Main pool not persisting after reboot, rebuilt multiple times

I’m running a TrueNAS Mini X+, running 25.10.2.1, with five WD Red SSDs (4TB) in a RAID1 configuration. Late last week, one of the drives reported errors, so I began the process of replacing it. For some reason, it would not replace, so (after making sure backups were in place) rebooted to ensure everything was fresh.

When the system came back up, additional disks were missing, destroying the pool. I removed it, and then re-created it, adding the disks back to the pool, and restored my data.

After the restore, I dismounted my backup to be safe. When I rebooted to be sure everything was working, all of the drives were missing from the pool - the pool still existed, but had no media in it. The drives were all present, but not attached to the pool, and I could not re-import them, despite the drives being listed as having the pool on them.

I destroyed the pool, re-added the drives again, and rebooted (before attempting a restore). This time, the drives persisted. I’m restoring my data again, but I am concerned that after this, the same issue will happen - the drives will mysteriously not be in the pool after the reboot, and I’ll be back at square one.

Any guidance on what may be causing this, and how to resolve it?

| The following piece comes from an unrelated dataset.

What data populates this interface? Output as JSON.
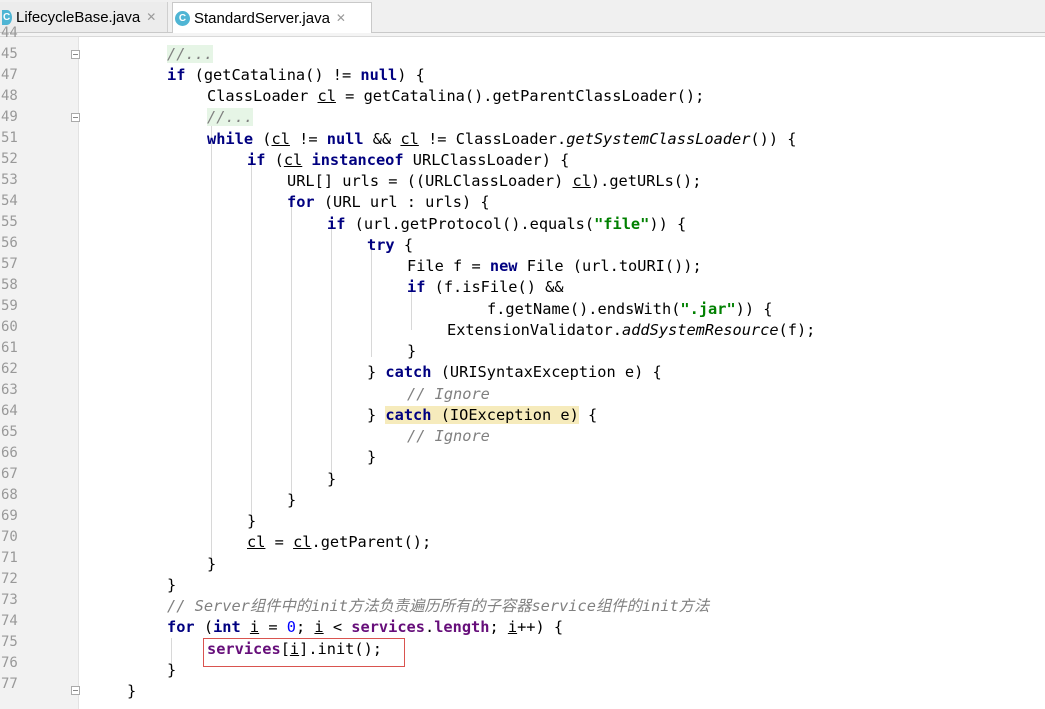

@joeschmuck Drive Troubleshooting Flowcharts

You can try working through this flowchart by another member. I don’t know how the drives connect to the motherboard on that model but checking for bad cables or reseating drive and power cables may help. What kind of errors were you showing? Posting the results from zpool status -v could help us see also.

You have missed reading Joes Rules. They are not much reading, a few minutes but will help you provide us the correct data we need to provide you excellent advice.

At this time, it sounds like an unstable computer, based on what little I have to go on. But if the drive are old, it could be that too. We just need some more data to help you properly.

Of course, now that I posted the problem has vanished, and I can’t re-create it.

I’ll give it a day or two, make a fresh backup of my data, and reboot again to see if the problem comes back.

Don’t you hate that. Like taking a sick child to the doctor and by the time the appointment starts, the child is feeling better. Why is that?

What is your boot drive and where is your System Dataset?
And then next, for the heck of it, rum MemTest86+ for at least 5 full passes. Just to ensure you don’t have something wrong with your RAM operation.

I work in IT for a day job. I get it all the time on help calls - “It was doing it until I called you, I swear!” The best was when I got such a call from a car mechanic… “Yeah, now you know how I feel when I bring my car in!”

Boot drive is the internal NVMe drive, System Dataset I think may have been the issue - after a few tries at this, I exported all external storage before recreating the main dataset, and then set it as the main one. Once that was done, everything persisted between reboots.

I got a good backup to my offsite drive last night, and I’m re-backing up to my onsite drive now. All data is intact, Apps are recreated, and my webserver VM came back without issue. What a way to know your backup plan works…

I’m having a minor issue with home shares, but I’ll make a new thread for that.